In some problems that require more "creativity" or "thinking", such as:
Do you think the plan to "Achieve Global Sustainable Energy" at the recent Tesla Investor Conference is feasible? Why is it feasible?
GPT-4's performance is even more surprising.
Although GPT-4's knowledge base is stuck in September 2021 and does not cover the investor conference half a month ago, it is magically unknown.
And the old version of ChatGPT has a much inferior answer, no organization, and a bunch of car rambling, no constructive point of view.
We then asked an industry thought-related question:
What do you think of the global carbon strategy and will it succeed?
The old version can only float on the surface to give a general concept, while GPT-4's answer is obviously wider in dimension, deeper in thinking, with 10 points listed, more detailed and organized, and contains more professional vocabulary and content, which can be said to answer this question almost perfectly.
The above is just an experiment in our editorial office, and in the hands of some bigwigs, GPT-4 has more frightening performance.
For example, it only takes 60 seconds to make a Pong game, and 20 seconds to make a snake game.
It is undeniable that GPT-4 is not a little stronger than the old version. However, there are actually many problems that we have tried.
We set up a set of high school math competition papers to test it, and as a result, it was embarrassing to try. The first multiple-choice question, both the old and new versions are wrong.
Could it be said that Stanford and MIT are not as good as ..?
Because GPT-4 can support longer input text, we tested its ability to summarize again.
This filling is even more exposed.
What we dumped it was that the link to an article that the bad reviewer sent before, in fact, GPT-4 is not connected, and it is normal that it cannot be summarized.
As a result, it fabricated two article summaries out of thin air, and it had nothing to do with the article we gave.
It wasn't until I repeated the correction twice and the tone became aggravated that it admitted its mistake.
It was not until we pasted the original text directly into it later that GPT-4 showed its super ability to summarize.
To be honest, this ability to make up things up surprised us, so we thought of another test method.
Two days ago, Xiao Hei Fat mixed "holding a handle in his hand" into "holding a handle of garlic", which was ridiculed by the editorial department for a long time, so we asked GPT-4 "What does it mean to hold a handle of garlic?"
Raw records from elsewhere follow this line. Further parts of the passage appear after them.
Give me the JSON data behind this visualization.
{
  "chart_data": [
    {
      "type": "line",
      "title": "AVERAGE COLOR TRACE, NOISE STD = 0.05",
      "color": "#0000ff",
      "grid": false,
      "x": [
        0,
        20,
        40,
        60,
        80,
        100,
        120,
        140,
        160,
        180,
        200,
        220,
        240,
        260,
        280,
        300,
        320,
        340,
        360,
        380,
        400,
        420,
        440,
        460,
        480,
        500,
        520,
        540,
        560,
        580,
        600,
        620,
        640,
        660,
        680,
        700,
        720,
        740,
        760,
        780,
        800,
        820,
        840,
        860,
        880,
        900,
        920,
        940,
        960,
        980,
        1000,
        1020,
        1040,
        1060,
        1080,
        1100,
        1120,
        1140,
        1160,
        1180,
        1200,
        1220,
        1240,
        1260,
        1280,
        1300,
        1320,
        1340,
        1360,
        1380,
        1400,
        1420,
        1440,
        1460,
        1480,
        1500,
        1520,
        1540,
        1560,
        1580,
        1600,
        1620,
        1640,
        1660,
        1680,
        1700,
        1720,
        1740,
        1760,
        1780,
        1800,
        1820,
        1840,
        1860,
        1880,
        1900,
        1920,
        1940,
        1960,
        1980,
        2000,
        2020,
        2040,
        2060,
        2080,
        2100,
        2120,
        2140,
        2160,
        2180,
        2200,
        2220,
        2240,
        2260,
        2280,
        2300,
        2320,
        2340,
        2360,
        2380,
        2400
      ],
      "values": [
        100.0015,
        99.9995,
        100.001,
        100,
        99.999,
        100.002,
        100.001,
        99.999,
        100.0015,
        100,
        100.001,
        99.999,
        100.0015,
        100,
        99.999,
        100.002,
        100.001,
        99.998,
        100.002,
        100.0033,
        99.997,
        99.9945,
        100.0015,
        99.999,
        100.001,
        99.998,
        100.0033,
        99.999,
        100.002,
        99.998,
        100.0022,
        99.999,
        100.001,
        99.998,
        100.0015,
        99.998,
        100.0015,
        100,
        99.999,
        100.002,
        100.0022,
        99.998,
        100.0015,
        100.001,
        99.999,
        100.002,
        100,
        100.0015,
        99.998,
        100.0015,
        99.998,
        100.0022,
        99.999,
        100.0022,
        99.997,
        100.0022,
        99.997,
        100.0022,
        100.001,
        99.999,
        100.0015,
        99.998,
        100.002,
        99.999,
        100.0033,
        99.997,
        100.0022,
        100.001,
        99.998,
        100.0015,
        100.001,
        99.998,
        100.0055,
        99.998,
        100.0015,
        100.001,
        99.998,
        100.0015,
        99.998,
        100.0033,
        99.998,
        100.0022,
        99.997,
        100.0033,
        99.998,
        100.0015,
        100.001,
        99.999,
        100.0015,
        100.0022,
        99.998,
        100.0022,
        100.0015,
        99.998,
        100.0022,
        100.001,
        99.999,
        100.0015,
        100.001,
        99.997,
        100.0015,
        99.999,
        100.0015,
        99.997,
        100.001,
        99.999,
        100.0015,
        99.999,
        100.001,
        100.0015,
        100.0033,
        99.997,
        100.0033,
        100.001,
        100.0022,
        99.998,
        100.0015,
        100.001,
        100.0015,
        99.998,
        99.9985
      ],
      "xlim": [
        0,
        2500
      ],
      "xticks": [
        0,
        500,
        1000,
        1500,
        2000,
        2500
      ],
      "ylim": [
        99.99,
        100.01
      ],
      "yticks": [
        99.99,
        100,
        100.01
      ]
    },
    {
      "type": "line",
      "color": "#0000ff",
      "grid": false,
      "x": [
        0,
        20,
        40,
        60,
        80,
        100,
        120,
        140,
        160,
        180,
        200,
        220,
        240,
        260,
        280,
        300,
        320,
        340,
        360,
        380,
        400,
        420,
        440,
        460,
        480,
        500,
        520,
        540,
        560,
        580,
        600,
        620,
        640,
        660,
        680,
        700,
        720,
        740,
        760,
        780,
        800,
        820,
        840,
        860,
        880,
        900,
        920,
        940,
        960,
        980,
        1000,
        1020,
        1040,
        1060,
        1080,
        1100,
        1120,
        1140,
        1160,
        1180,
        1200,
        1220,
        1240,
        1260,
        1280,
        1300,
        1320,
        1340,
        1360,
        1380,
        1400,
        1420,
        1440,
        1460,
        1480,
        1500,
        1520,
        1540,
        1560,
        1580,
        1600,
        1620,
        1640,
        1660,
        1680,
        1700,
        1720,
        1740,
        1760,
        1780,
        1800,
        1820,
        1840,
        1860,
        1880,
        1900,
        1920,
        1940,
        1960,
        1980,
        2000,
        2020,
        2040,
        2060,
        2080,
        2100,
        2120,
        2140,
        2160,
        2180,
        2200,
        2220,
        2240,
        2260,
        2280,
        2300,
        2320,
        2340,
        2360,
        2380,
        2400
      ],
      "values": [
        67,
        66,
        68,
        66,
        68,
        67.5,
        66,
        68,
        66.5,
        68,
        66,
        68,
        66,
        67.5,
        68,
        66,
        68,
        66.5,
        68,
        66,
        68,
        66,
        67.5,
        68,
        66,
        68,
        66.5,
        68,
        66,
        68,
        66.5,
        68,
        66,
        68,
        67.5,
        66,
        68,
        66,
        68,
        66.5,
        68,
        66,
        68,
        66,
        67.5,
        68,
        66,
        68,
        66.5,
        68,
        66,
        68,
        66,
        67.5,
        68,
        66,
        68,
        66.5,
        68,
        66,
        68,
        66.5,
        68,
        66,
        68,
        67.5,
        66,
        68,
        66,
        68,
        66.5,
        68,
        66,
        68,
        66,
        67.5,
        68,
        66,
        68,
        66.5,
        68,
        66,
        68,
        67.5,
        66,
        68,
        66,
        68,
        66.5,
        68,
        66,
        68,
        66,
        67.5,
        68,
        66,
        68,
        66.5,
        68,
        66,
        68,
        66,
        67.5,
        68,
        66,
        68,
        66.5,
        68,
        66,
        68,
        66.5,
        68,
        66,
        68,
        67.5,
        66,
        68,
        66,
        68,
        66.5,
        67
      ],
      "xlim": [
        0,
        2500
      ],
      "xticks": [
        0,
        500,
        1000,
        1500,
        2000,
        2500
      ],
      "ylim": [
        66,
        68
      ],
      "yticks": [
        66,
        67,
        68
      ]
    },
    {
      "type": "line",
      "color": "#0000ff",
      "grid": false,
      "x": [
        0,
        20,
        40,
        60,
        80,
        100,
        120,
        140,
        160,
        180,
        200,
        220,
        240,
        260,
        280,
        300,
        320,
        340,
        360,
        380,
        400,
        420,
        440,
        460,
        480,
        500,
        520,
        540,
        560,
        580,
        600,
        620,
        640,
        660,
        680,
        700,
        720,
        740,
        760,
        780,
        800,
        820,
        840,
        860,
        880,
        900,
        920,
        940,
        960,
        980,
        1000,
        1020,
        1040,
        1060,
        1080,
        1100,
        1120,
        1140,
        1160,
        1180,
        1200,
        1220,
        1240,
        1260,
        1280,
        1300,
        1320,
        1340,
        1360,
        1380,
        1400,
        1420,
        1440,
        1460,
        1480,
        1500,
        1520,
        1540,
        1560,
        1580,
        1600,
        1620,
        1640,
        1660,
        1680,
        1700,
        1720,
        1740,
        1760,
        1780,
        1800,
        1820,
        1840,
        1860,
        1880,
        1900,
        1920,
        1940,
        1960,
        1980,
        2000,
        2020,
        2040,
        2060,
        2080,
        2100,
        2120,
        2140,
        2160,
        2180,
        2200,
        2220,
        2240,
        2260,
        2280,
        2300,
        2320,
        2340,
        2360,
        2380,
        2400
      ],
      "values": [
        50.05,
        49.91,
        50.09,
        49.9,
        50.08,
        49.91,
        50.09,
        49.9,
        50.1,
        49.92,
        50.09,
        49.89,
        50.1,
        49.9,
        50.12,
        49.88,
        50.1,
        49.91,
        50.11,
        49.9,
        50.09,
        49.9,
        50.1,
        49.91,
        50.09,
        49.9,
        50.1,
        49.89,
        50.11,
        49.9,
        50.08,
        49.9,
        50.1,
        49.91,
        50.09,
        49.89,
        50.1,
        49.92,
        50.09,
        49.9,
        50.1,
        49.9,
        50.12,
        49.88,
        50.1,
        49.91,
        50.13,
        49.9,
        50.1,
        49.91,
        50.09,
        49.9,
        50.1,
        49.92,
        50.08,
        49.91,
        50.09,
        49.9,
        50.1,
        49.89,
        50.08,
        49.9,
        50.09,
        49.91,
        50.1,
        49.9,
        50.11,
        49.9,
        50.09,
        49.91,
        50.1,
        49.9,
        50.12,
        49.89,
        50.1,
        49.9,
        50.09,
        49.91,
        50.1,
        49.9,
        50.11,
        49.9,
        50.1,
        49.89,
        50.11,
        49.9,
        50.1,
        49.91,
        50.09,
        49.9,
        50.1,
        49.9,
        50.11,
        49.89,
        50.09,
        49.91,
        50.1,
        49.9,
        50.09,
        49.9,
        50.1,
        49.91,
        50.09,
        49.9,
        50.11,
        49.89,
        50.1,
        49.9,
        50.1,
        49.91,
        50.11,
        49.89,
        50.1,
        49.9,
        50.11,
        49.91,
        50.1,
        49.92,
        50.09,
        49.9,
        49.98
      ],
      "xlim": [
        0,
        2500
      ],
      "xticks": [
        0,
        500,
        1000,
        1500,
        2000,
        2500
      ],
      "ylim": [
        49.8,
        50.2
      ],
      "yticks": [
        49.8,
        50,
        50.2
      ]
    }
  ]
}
As a result, the cow broke, and GPT-4 understood that part of the "garlic (grab)" was based on describing things as a breeze, citing scriptures and making up nonsense, quite like the Russian writer "Wozkisod" quoted when I wrote the article.
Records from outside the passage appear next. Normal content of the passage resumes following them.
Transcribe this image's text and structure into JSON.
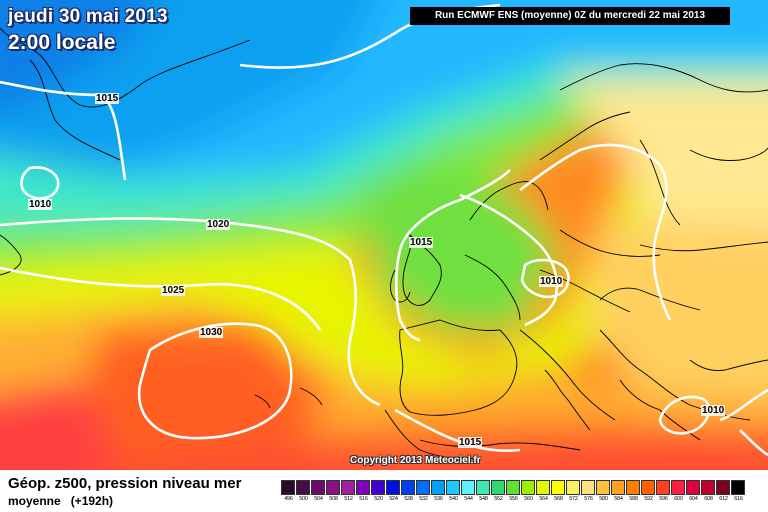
{
  "header": {
    "date": "jeudi 30 mai 2013",
    "time": "2:00 locale",
    "run": "Run ECMWF ENS (moyenne) 0Z du mercredi 22 mai 2013"
  },
  "copyright": "Copyright 2013 Meteociel.fr",
  "isobars": [
    {
      "name": "isobar-1015-north",
      "label": "1015"
    },
    {
      "name": "isobar-1010-north",
      "label": "1010"
    },
    {
      "name": "isobar-1020",
      "label": "1020"
    },
    {
      "name": "isobar-1025",
      "label": "1025"
    },
    {
      "name": "isobar-1030",
      "label": "1030"
    },
    {
      "name": "isobar-1015-france",
      "label": "1015"
    },
    {
      "name": "isobar-1010-central",
      "label": "1010"
    },
    {
      "name": "isobar-1010-east",
      "label": "1010"
    },
    {
      "name": "isobar-1015-south",
      "label": "1015"
    }
  ],
  "legend": {
    "title": "Géop. z500, pression niveau mer",
    "subtitle": "moyenne",
    "forecast": "(+192h)",
    "scale": [
      {
        "value": "496",
        "color": "#2a0a2a"
      },
      {
        "value": "500",
        "color": "#4a0a4a"
      },
      {
        "value": "504",
        "color": "#6a0a6a"
      },
      {
        "value": "508",
        "color": "#8a108a"
      },
      {
        "value": "512",
        "color": "#a020a0"
      },
      {
        "value": "516",
        "color": "#8000c0"
      },
      {
        "value": "520",
        "color": "#4000d0"
      },
      {
        "value": "524",
        "color": "#0010e0"
      },
      {
        "value": "528",
        "color": "#0040f0"
      },
      {
        "value": "532",
        "color": "#0070f8"
      },
      {
        "value": "536",
        "color": "#00a0ff"
      },
      {
        "value": "540",
        "color": "#20c8ff"
      },
      {
        "value": "544",
        "color": "#60f0ff"
      },
      {
        "value": "548",
        "color": "#40e8b0"
      },
      {
        "value": "552",
        "color": "#30d870"
      },
      {
        "value": "556",
        "color": "#60e030"
      },
      {
        "value": "560",
        "color": "#a0f000"
      },
      {
        "value": "564",
        "color": "#e0f800"
      },
      {
        "value": "568",
        "color": "#ffff00"
      },
      {
        "value": "572",
        "color": "#fff060"
      },
      {
        "value": "576",
        "color": "#ffe080"
      },
      {
        "value": "580",
        "color": "#ffc040"
      },
      {
        "value": "584",
        "color": "#ffa020"
      },
      {
        "value": "588",
        "color": "#ff8000"
      },
      {
        "value": "592",
        "color": "#ff6000"
      },
      {
        "value": "596",
        "color": "#ff4020"
      },
      {
        "value": "600",
        "color": "#ff2040"
      },
      {
        "value": "604",
        "color": "#e00040"
      },
      {
        "value": "608",
        "color": "#c00030"
      },
      {
        "value": "612",
        "color": "#800020"
      },
      {
        "value": "616",
        "color": "#000000"
      }
    ]
  }
}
You know, if it is a real field, the consequences of this half-truth, citing authoritative nonsense will be very serious, which can be called a lie of the highest level.
It is clear that even the older ChatGPT does not dare to fabricate the source so nonsense, how can the more advanced GPT-4 be like this?
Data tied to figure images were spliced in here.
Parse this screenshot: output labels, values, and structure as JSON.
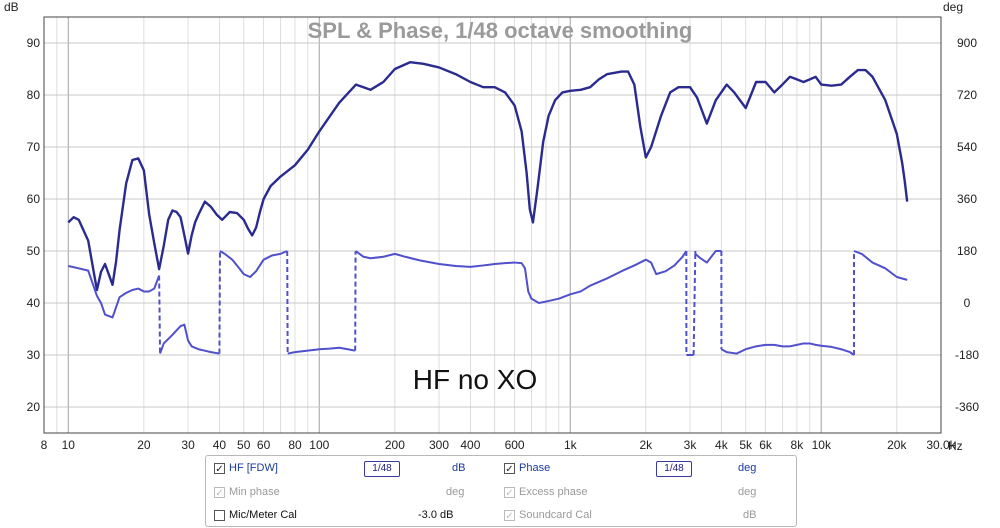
{
  "chart_data": {
    "type": "line",
    "title": "SPL & Phase, 1/48 octave smoothing",
    "x_unit": "Hz",
    "left_unit": "dB",
    "right_unit": "deg",
    "xscale": "log",
    "xlim": [
      8,
      30000
    ],
    "ylim": [
      15,
      95
    ],
    "y2lim": [
      -450,
      990
    ],
    "x_ticks": [
      8,
      10,
      20,
      30,
      40,
      50,
      60,
      80,
      100,
      200,
      300,
      400,
      600,
      1000,
      2000,
      3000,
      4000,
      5000,
      6000,
      8000,
      10000,
      20000,
      30000
    ],
    "x_tick_labels": [
      "8",
      "10",
      "20",
      "30",
      "40",
      "50",
      "60",
      "80",
      "100",
      "200",
      "300",
      "400",
      "600",
      "1k",
      "2k",
      "3k",
      "4k",
      "5k",
      "6k",
      "8k",
      "10k",
      "20k",
      "30.0k"
    ],
    "y_ticks": [
      20,
      30,
      40,
      50,
      60,
      70,
      80,
      90
    ],
    "y2_ticks": [
      -360,
      -180,
      0,
      180,
      360,
      540,
      720,
      900
    ],
    "grid": true,
    "annotation": "HF no XO",
    "series": [
      {
        "name": "HF [FDW]",
        "axis": "left",
        "color": "#2b2b8f",
        "x": [
          10,
          10.5,
          11,
          12,
          13,
          13.5,
          14,
          14.5,
          15,
          15.5,
          16,
          17,
          18,
          19,
          20,
          21,
          22,
          23,
          24,
          25,
          26,
          27,
          28,
          29,
          30,
          31,
          32,
          33,
          35,
          37,
          39,
          41,
          44,
          47,
          50,
          52,
          54,
          56,
          58,
          60,
          64,
          70,
          80,
          90,
          100,
          120,
          140,
          160,
          180,
          200,
          230,
          260,
          300,
          350,
          400,
          450,
          500,
          550,
          600,
          640,
          670,
          690,
          710,
          740,
          780,
          820,
          870,
          930,
          1000,
          1100,
          1200,
          1300,
          1400,
          1600,
          1700,
          1800,
          1900,
          2000,
          2100,
          2300,
          2500,
          2700,
          3000,
          3200,
          3500,
          3800,
          4200,
          4500,
          5000,
          5500,
          6000,
          6500,
          7000,
          7500,
          8000,
          8500,
          9000,
          9500,
          10000,
          11000,
          12000,
          13000,
          14000,
          15000,
          16000,
          18000,
          20000,
          21000,
          21500,
          22000
        ],
        "values": [
          55.5,
          56.5,
          56,
          52,
          42.5,
          46,
          47.5,
          45.5,
          43.5,
          48,
          54,
          63,
          67.5,
          67.8,
          65.5,
          57,
          51.5,
          46.5,
          51,
          56,
          57.8,
          57.5,
          56.5,
          53,
          49.5,
          53,
          55.5,
          57,
          59.5,
          58.5,
          57,
          56,
          57.5,
          57.3,
          56,
          54.3,
          53,
          54.5,
          57.5,
          60,
          62.5,
          64.3,
          66.5,
          69.5,
          73,
          78.5,
          82,
          81,
          82.5,
          85,
          86.3,
          86,
          85.3,
          84,
          82.5,
          81.5,
          81.5,
          80.5,
          78,
          73,
          65,
          58,
          55.5,
          62,
          71,
          76,
          79,
          80.5,
          80.8,
          81,
          81.5,
          83,
          84,
          84.5,
          84.5,
          82,
          74,
          68,
          70,
          76,
          80.5,
          81.5,
          81.5,
          79.5,
          74.5,
          79,
          82,
          80.5,
          77.5,
          82.5,
          82.5,
          80.5,
          82,
          83.5,
          83,
          82.5,
          83,
          83.5,
          82,
          81.8,
          82,
          83.5,
          84.8,
          84.8,
          83.5,
          79,
          72.5,
          67,
          63.5,
          59.5
        ]
      },
      {
        "name": "Phase",
        "axis": "right",
        "color": "#5050cc",
        "x": [
          10,
          11,
          12,
          13,
          13.5,
          14,
          15,
          16,
          17,
          18,
          19,
          20,
          21,
          22,
          23,
          23.2,
          24,
          26,
          28,
          29,
          30,
          31,
          32,
          33,
          35,
          37,
          40,
          40.2,
          42,
          45,
          48,
          50,
          53,
          56,
          60,
          65,
          70,
          74.5,
          74.8,
          80,
          90,
          100,
          110,
          120,
          130,
          139,
          139.5,
          150,
          160,
          180,
          200,
          220,
          250,
          300,
          350,
          400,
          450,
          500,
          550,
          600,
          640,
          660,
          680,
          700,
          750,
          800,
          900,
          1000,
          1100,
          1200,
          1400,
          1600,
          1800,
          2000,
          2100,
          2200,
          2400,
          2600,
          2800,
          2900,
          2901,
          3100,
          3150,
          3151,
          3300,
          3500,
          3800,
          4000,
          4001,
          4200,
          4600,
          5000,
          5500,
          6000,
          6500,
          7000,
          7500,
          8000,
          8500,
          9000,
          9500,
          10000,
          11000,
          12000,
          13000,
          13500,
          13501,
          14500,
          16000,
          18000,
          20000,
          22000
        ],
        "values": [
          128,
          120,
          112,
          25,
          0,
          -40,
          -50,
          20,
          35,
          45,
          50,
          40,
          40,
          50,
          95,
          -175,
          -140,
          -110,
          -80,
          -75,
          -130,
          -150,
          -155,
          -160,
          -165,
          -170,
          -175,
          180,
          170,
          150,
          120,
          100,
          90,
          110,
          150,
          165,
          170,
          180,
          -175,
          -170,
          -165,
          -160,
          -158,
          -155,
          -160,
          -165,
          180,
          160,
          155,
          160,
          170,
          160,
          148,
          135,
          128,
          125,
          130,
          135,
          138,
          140,
          138,
          120,
          40,
          15,
          0,
          5,
          15,
          30,
          40,
          60,
          85,
          110,
          130,
          150,
          140,
          100,
          110,
          130,
          160,
          180,
          -180,
          -180,
          180,
          170,
          155,
          140,
          180,
          180,
          -160,
          -170,
          -175,
          -160,
          -150,
          -145,
          -145,
          -150,
          -150,
          -145,
          -140,
          -140,
          -145,
          -148,
          -152,
          -160,
          -170,
          -180,
          180,
          170,
          140,
          120,
          90,
          80
        ]
      }
    ]
  },
  "legend": {
    "rows": [
      {
        "checked": true,
        "label": "HF [FDW]",
        "smoothing": "1/48",
        "unit": "dB",
        "checked2": true,
        "label2": "Phase",
        "smoothing2": "1/48",
        "unit2": "deg"
      },
      {
        "checked": true,
        "label": "Min phase",
        "unit": "deg",
        "checked2": true,
        "label2": "Excess phase",
        "unit2": "deg"
      },
      {
        "checked": false,
        "label": "Mic/Meter Cal",
        "value": "-3.0 dB",
        "checked2": true,
        "label2": "Soundcard Cal",
        "unit2": "dB"
      }
    ]
  }
}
We suspect that it is because the new version tends to show "more deep thinking" that GPT-4 will add its own drama when answering many questions.
Although we have tried so many vulnerabilities, in general, the ChatGPT released this time, whether it is basic functions, imagination space, logic ability, thinking ability, is much stronger than before.
Obviously only a few months after the old version of ChatGPT subverted our cognition, they pulled out a new version of the ship, we can only say: horror.
What's more terrifying is that in fact, GPT-4 may have been born much earlier than we thought, and when OpenAI released ChatGPT based on GPT-3.5, internal employees questioned why such an ancient version was released.
And we have long been in contact with GPT-4, and New Bing officially issued an announcement today, admitting that New Bing is actually GPT-4.
So if you say so, is it possible that GPT-5 is also close?
I'm already looking forward to input in the form of video, audio, etc. in addition to text and images.